The theme continued with Phil Bradley taking us through Web 2.0 usage and techniques applicable to everyone in general and libraries in particular.  Next on the bill was Charles Duncan, Intrallect CEO, taking us through the way repositories should be integrated in to institutions an the wider national and international landscape – Web Services are the key.

An afternoon of presentations: NewsFilm Online – a fascinating resource introduced by Vivienne Carr from EDINA; Intellectual Property Rights issues as applied to the output of, and material used by, e-learning; drawn to a close by the inimitable Dave Pattern, sharing his experience at Huddersfield University applying Web 2.0 principles to their OPAC.

The whole day was drawn to a close with a JISC sponsored round table discussion which I was invited to join, which served to reinforce my impression that libraries and educationalists over the last few years have found themselves in the unusual position of striving to catch up with the rest of the world. 

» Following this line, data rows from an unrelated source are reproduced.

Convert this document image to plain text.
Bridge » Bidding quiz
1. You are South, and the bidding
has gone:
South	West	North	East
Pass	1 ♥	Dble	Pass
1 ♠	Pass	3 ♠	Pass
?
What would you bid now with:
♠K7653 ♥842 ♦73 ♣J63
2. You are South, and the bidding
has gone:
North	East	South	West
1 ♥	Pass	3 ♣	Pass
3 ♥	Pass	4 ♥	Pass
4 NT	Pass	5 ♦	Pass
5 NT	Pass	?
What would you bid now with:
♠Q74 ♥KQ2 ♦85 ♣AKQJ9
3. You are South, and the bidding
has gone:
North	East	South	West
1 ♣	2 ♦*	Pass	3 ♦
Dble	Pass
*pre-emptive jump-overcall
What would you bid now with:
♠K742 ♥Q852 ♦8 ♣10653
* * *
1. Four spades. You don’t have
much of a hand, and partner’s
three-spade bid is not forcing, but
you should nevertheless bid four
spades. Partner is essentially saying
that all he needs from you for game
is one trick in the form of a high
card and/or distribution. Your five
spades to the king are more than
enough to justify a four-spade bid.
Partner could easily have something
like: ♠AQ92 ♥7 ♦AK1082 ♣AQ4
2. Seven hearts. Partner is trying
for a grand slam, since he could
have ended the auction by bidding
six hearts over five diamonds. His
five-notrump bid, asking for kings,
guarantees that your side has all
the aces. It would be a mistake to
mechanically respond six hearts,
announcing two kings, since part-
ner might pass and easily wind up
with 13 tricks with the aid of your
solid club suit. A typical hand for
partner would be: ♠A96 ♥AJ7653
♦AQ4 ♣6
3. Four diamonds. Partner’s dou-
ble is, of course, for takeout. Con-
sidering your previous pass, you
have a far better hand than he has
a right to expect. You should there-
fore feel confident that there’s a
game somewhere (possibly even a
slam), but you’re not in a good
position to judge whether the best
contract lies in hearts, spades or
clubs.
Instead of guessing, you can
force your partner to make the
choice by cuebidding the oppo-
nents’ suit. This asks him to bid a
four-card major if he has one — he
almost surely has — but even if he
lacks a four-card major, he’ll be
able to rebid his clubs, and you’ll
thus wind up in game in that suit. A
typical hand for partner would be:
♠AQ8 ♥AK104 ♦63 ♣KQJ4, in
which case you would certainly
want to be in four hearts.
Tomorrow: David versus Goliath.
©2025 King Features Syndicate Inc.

Traditionally they have been in the role of helping to introduce new technologies & techniques to their students and the wider world.  For a whole generation the OPAC was their first interaction with publicly accessible computing.   With the web and now so called Web 2.0 the boot is on the other foot.  We are in danger of making too big a deal out of it – many of our users are already more in tune with the things we are worrying about how to introduce.

Google – Good for Copyright?

David Lammy MP Google books_sm The Google Book Search agreement with group of authors and publishers along with the Authors Guild and Association of American Publishers (AAP) around copyright issues, which I posted about recently, has attracted the attention of David Lammy MP (Minister of State (Higher Education & Intellectual Property), Department for Innovation, Universities and Skills), writing in the TimesOnline, who thinks that overall this could be good for copyright law.

The agreement is one of a mounting number of recent examples where business and rights holders have taken the initiative and struck deals that have the potential to streamline the administration of copyright in the digital age.

While right holders who do not register will still be entitled to compensation for any use of their works, the mass registry should simplify the processes of rights clearance and payment and make the service viable on a scale not seen before.

He sees this as a step forward in making copyrighted works easy to get to those that want to read them.

Nobody can argue with the fact that books are meant to be read. This is what the consumers want and also what authors want.

Even in this digital age, there are many thousands of works, out of print and often out of copyright, that are locked away in library collections; unsearchable and inaccessible. The fact that this pressing need has not been addressed through changes to the legal framework is evidence of the difficulties of legislating in this area.

Nevertheless he does sound a note of caution.

There are, of course, notes of caution. It is important that rights holders are free to enter into collective agreements or to pass them by, without unduly suffering as a result of exercising that choice. There are also those international and domestic legal obligations that in many cases act as essential safeguards for rights holders and consumers

Yet it cannot be overlooked that such agreements are a practical and innovative attempt to move things forward and make copyright work.

Still early days, and it must be remembered that this is an agreement that only currently addresses the USA, but I agree with him that this could be the start of a significant change.